EDIT: I have contact with a guy who writes for one of the companies that publishes well-known tie-in novels. I suspect he won't send me a copy of the contract though (also, he's an employee so in his case it's easily a work for hire, but maybe they use the same agreement for everyone).

Also, I could have saved myself some typing - there is a blog topic on this from some law professors at Columbia Law School - http://www.keepyourcopyrights.org/copyright/rights/work-for-hire

In any event, I've actually had cases where the content buyer thinks it has a work made for hire and it does not. It can be a tricky area and it pays to be careful (on either side of the issue).


----------



## Nihal (Mar 10, 2013)

I've came across a similar situation where a company tries to twist some definitions. I am an illustrator who rarely do collabs with other artists. Professionally, I've never done such thing.
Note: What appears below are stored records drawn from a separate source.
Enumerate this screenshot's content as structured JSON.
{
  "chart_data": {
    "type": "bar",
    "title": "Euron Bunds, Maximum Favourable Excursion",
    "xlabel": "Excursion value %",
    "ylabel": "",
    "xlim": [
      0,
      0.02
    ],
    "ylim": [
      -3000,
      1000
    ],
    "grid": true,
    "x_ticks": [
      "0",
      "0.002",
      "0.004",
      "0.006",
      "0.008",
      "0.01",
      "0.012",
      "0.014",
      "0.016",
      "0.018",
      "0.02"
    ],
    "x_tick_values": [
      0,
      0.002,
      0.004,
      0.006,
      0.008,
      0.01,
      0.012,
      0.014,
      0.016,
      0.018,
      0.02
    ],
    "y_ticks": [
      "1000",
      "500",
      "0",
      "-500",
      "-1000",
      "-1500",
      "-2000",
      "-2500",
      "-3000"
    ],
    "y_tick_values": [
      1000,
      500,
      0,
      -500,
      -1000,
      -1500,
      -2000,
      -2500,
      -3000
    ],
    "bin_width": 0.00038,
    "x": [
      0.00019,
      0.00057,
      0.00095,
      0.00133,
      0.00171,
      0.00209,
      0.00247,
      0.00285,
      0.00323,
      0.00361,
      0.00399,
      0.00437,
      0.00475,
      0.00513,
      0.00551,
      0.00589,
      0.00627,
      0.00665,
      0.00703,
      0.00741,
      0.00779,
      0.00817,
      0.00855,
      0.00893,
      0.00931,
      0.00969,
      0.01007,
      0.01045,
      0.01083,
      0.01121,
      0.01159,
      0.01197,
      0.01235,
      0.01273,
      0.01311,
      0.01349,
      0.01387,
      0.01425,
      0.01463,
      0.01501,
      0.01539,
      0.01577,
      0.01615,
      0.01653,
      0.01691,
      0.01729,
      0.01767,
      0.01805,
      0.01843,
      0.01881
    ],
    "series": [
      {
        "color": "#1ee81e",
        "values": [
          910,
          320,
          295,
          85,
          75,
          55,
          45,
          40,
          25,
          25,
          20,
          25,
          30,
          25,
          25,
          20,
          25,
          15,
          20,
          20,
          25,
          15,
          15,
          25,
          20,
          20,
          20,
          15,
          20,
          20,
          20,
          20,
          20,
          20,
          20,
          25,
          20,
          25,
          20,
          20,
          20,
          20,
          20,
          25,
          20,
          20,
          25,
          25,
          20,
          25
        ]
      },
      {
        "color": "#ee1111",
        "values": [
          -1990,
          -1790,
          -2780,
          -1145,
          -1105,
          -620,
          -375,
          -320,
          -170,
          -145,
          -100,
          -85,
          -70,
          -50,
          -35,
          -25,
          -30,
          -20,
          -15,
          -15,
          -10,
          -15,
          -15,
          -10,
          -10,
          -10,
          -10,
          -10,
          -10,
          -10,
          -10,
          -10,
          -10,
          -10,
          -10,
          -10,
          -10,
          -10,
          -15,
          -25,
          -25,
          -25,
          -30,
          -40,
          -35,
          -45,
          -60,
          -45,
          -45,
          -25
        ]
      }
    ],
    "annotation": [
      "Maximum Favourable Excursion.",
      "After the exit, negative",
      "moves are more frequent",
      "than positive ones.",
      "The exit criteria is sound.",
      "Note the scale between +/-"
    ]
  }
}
Still, there was this company which presented a contract where all the illustrations I was _commissioned_ to create were considered "collective work". Not that I've seen any of them grabbing a wacom and helping me to complete an illustration. Their argument was that sometimes they opined on the work, requesting some changes. It was clear they weren't willing to use my work under a licensing regime, only wanting to hold the copyright during an unlimited amount of time.

How I reacted? I signed it. Hah. I was beginning my career, they only presented the contract like... 6 months after I was already working with them and I by this time I knew nothing worthy of fighting for would come from this project, I wasn't planning to linger around for much long, for the pay wasn't spectacular either. I don't think they got even a beta of the game out. I'm not proud of my actions anyway.

If I would do this nowadays? No. Now I can afford ditching works coming from unethical companies.


----------